DHS, however, has the discretion to parole an alien in expedited removal proceedings for “urgent humanitarian reasons” or “significant public benefit.”

Detaining families.

The Settlement Agreement only permits the detention of alien minors for 20 or so days. If continued detention is necessary, they must be placed in non-secure, state-licensed child-care facilities.

According to the Congressional Research Service, there aren't any licensed state facilities that can house alien minors with their parents.

If Trump transfers alien minors to child-care facilities without their parents, he will be separating children from their parents, and critics of his administration believe that family separation is an unpardonable atrocity. Articles show children crying themselves to sleep because they don’t know where their parents are.

DHS provides an alternative to detention, the Intensive Supervision Appearance Program, but congress would have to amend the mandatory detention provision to make the program available to entire families in expedited removal proceedings.

This program allows immigrants to work and to live with their families while their deportation proceedings are pending. It uses electronic ankle monitors, telephone checkups with biometric voice recognition software, unannounced home visits, and in-person reporting to supervise participants.

It is run by for-profit companies such as, BI Inc., which provides a full continuum of monitoring technologies and related supervision services.

According to Matthew Labence, from the Office of Enforcement and Removal Operations, alternatives to detention are less effective than detention.

In fiscal 2017, only 2,430 of approximately 75,000 participants in the alternative program were removed from the country.

Moreover, family units who are released from custody and placed in the alternative program abscond at high rates. In fiscal 2018, through July 31, 2018, the absconder rate for family units in the alternative program was 27.7 percent.

Also, ICE lacks sufficient resources to locate and arrest un-detained families that are subject to a final order of deportation. Consequently, most of the aliens in the alternative program remain in the country.

Trump has proposed a regulation that would make it possible to release entire families in expedited removal proceedings to non-secure Family Residential Centers which would provide the care required by the Settlement Agreement.

But releasing them to non-secure residential centers probably would violate the mandatory detention provision.

Immigration advocates claim that this dilemma can be avoided by putting the families in regular removal proceedings instead of in expedited removal proceedings, but the immigration court cannot handle the cases it already has.

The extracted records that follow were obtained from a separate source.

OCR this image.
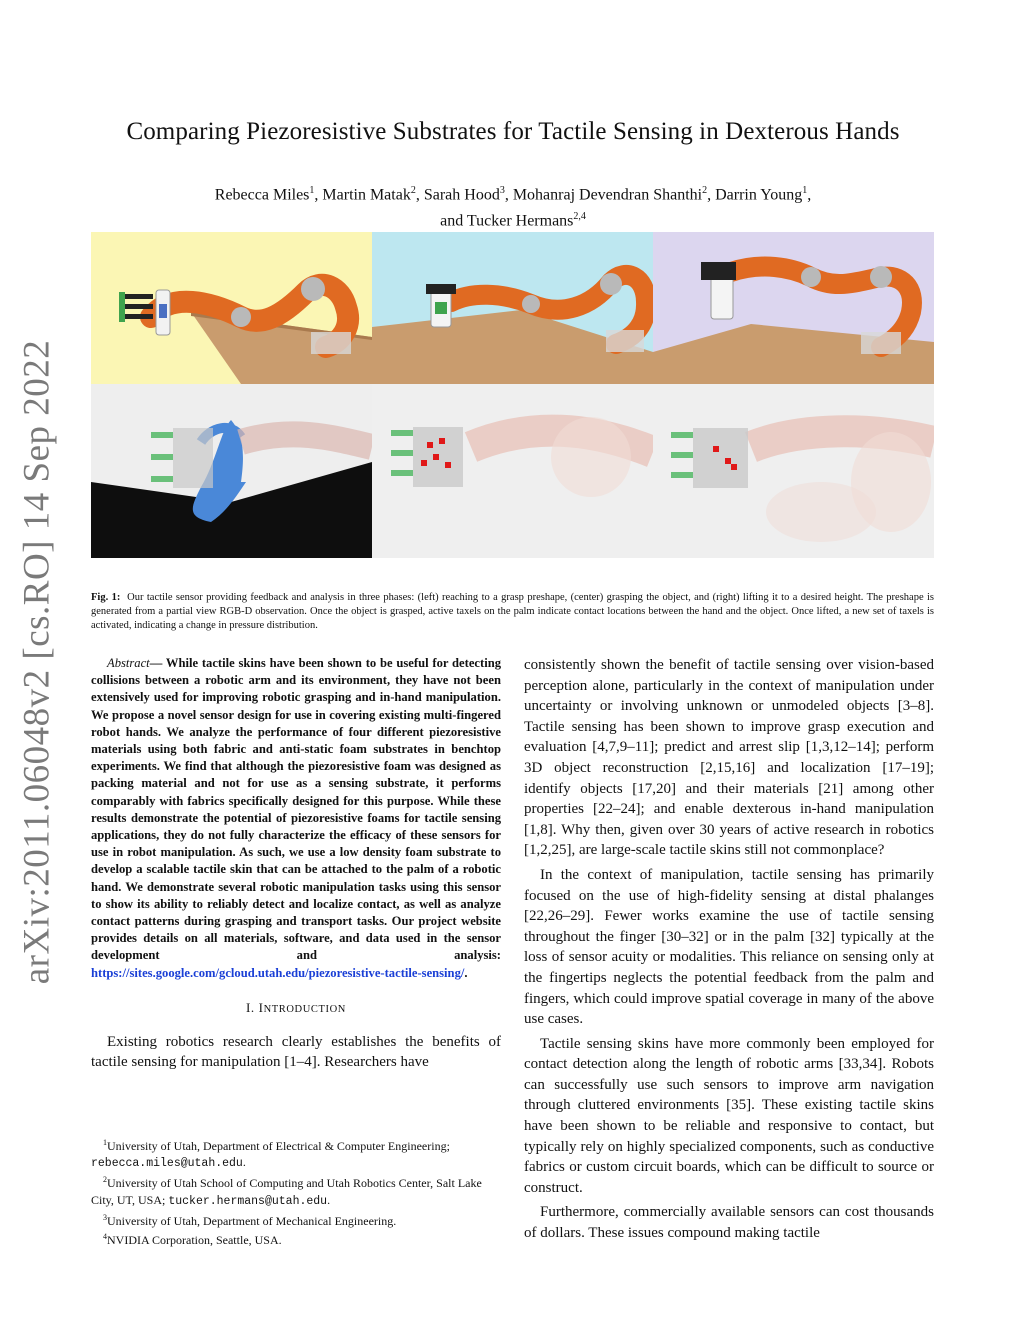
arXiv:2011.06048v2 [cs.RO] 14 Sep 2022
Comparing Piezoresistive Substrates for Tactile Sensing in Dexterous Hands
Rebecca Miles$^1$, Martin Matak$^2$, Sarah Hood$^3$, Mohanraj Devendran Shanthi$^2$, Darrin Young$^1$,
and Tucker Hermans$^{2,4}$
Fig. 1: Our tactile sensor providing feedback and analysis in three phases: (left) reaching to a grasp preshape, (center) grasping the object, and (right) lifting it to a desired height. The preshape is generated from a partial view RGB-D observation. Once the object is grasped, active taxels on the palm indicate contact locations between the hand and the object. Once lifted, a new set of taxels is activated, indicating a change in pressure distribution.

Abstract— While tactile skins have been shown to be useful for detecting collisions between a robotic arm and its environment, they have not been extensively used for improving robotic grasping and in-hand manipulation. We propose a novel sensor design for use in covering existing multi-fingered robot hands. We analyze the performance of four different piezoresistive materials using both fabric and anti-static foam substrates in benchtop experiments. We find that although the piezoresistive foam was designed as packing material and not for use as a sensing substrate, it performs comparably with fabrics specifically designed for this purpose. While these results demonstrate the potential of piezoresistive foams for tactile sensing applications, they do not fully characterize the efficacy of these sensors for use in robot manipulation. As such, we use a low density foam substrate to develop a scalable tactile skin that can be attached to the palm of a robotic hand. We demonstrate several robotic manipulation tasks using this sensor to show its ability to reliably detect and localize contact, as well as analyze contact patterns during grasping and transport tasks. Our project website provides details on all materials, software, and data used in the sensor development and analysis: https://sites.google.com/gcloud.utah.edu/piezoresistive-tactile-sensing/.

I. INTRODUCTION

Existing robotics research clearly establishes the benefits of tactile sensing for manipulation [1–4]. Researchers have

$^1$University of Utah, Department of Electrical & Computer Engineering; rebecca.miles@utah.edu.
$^2$University of Utah School of Computing and Utah Robotics Center, Salt Lake City, UT, USA; tucker.hermans@utah.edu.
$^3$University of Utah, Department of Mechanical Engineering.
$^4$NVIDIA Corporation, Seattle, USA.

consistently shown the benefit of tactile sensing over vision-based perception alone, particularly in the context of manipulation under uncertainty or involving unknown or unmodeled objects [3–8]. Tactile sensing has been shown to improve grasp execution and evaluation [4,7,9–11]; predict and arrest slip [1,3,12–14]; perform 3D object reconstruction [2,15,16] and localization [17–19]; identify objects [17,20] and their materials [21] among other properties [22–24]; and enable dexterous in-hand manipulation [1,8]. Why then, given over 30 years of active research in robotics [1,2,25], are large-scale tactile skins still not commonplace?

In the context of manipulation, tactile sensing has primarily focused on the use of high-fidelity sensing at distal phalanges [22,26–29]. Fewer works examine the use of tactile sensing throughout the finger [30–32] or in the palm [32] typically at the loss of sensor acuity or modalities. This reliance on sensing only at the fingertips neglects the potential feedback from the palm and fingers, which could improve spatial coverage in many of the above use cases.

Tactile sensing skins have more commonly been employed for contact detection along the length of robotic arms [33,34]. Robots can successfully use such sensors to improve arm navigation through cluttered environments [35]. These existing tactile skins have been shown to be reliable and responsive to contact, but typically rely on highly specialized components, such as conductive fabrics or custom circuit boards, which can be difficult to source or construct.

Furthermore, commercially available sensors can cost thousands of dollars. These issues compound making tactile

The 330-judge immigration court had a backlog of 746,049 cases as of the end of July, which was 38 percent larger than when Trump took office. The average wait for a hearing is just shy of two years.

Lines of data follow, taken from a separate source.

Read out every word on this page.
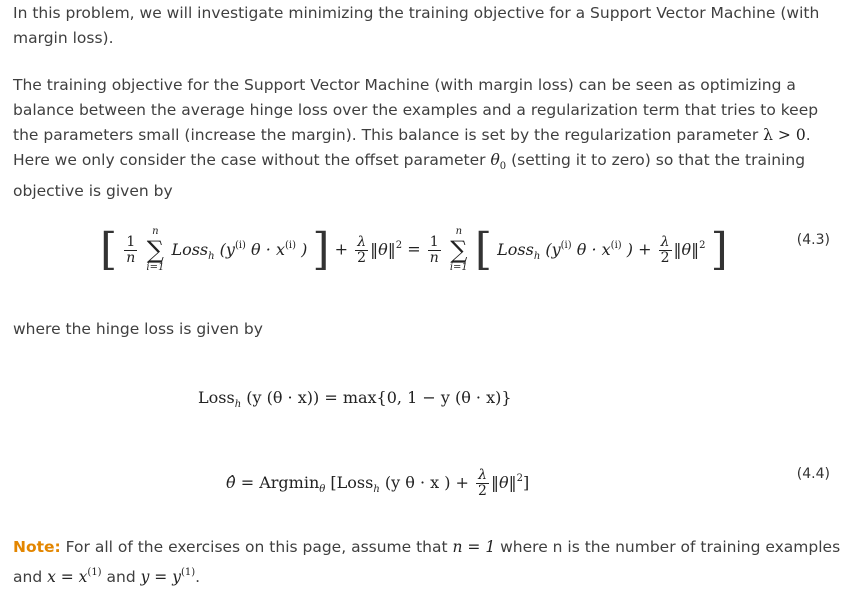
In this problem, we will investigate minimizing the training objective for a Support Vector Machine (with margin loss).

The training objective for the Support Vector Machine (with margin loss) can be seen as optimizing a balance between the average hinge loss over the examples and a regularization term that tries to keep the parameters small (increase the margin). This balance is set by the regularization parameter λ > 0. Here we only consider the case without the offset parameter $\theta_0$ (setting it to zero) so that the training objective is given by

[ $\frac{1}{n}$

n
∑
i=1
Loss$_h$ ($y^{(i)}$ $\theta \cdot x^{(i)}$ ) ] + $\frac{\lambda}{2}$ ‖θ‖$^2$ = $\frac{1}{n}$

n
∑
i=1 [ Loss$_h$ ($y^{(i)}$ $\theta \cdot x^{(i)}$ ) + $\frac{\lambda}{2}$ ‖θ‖$^2$ ]	(4.3)

where the hinge loss is given by

Loss$_h$ (y (θ · x)) = max{0, 1 − y (θ · x)}
θ̂ = Argmin$_\theta$ [Loss$_h$ (y θ · x ) + $\frac{\lambda}{2}$ ‖θ‖$^2$]	(4.4)

Note: For all of the exercises on this page, assume that n = 1 where n is the number of training examples and $x = x^{(1)}$ and $y = y^{(1)}$.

Congress is aware of these problems.

A Senate Committee recently held a hearing on the implications of extending the Settlement Agreement to children who are with a parent. According to Committee Chairman Ron Johnson, (R-WI), “it is well past time for Congress to act.”

The most promising solution may be to amend the mandatory detention provision and provide funding for the development of effective alternatives to detention.

Nolan Rappaport was detailed to the House Judiciary Committee as an executive branch immigration law expert for three years. He subsequently served as an immigration counsel for the Subcommittee on Immigration, Border Security and Claims for four years. Prior to working on the Judiciary Committee, he wrote decisions for the Board of Immigration Appeals for 20 years.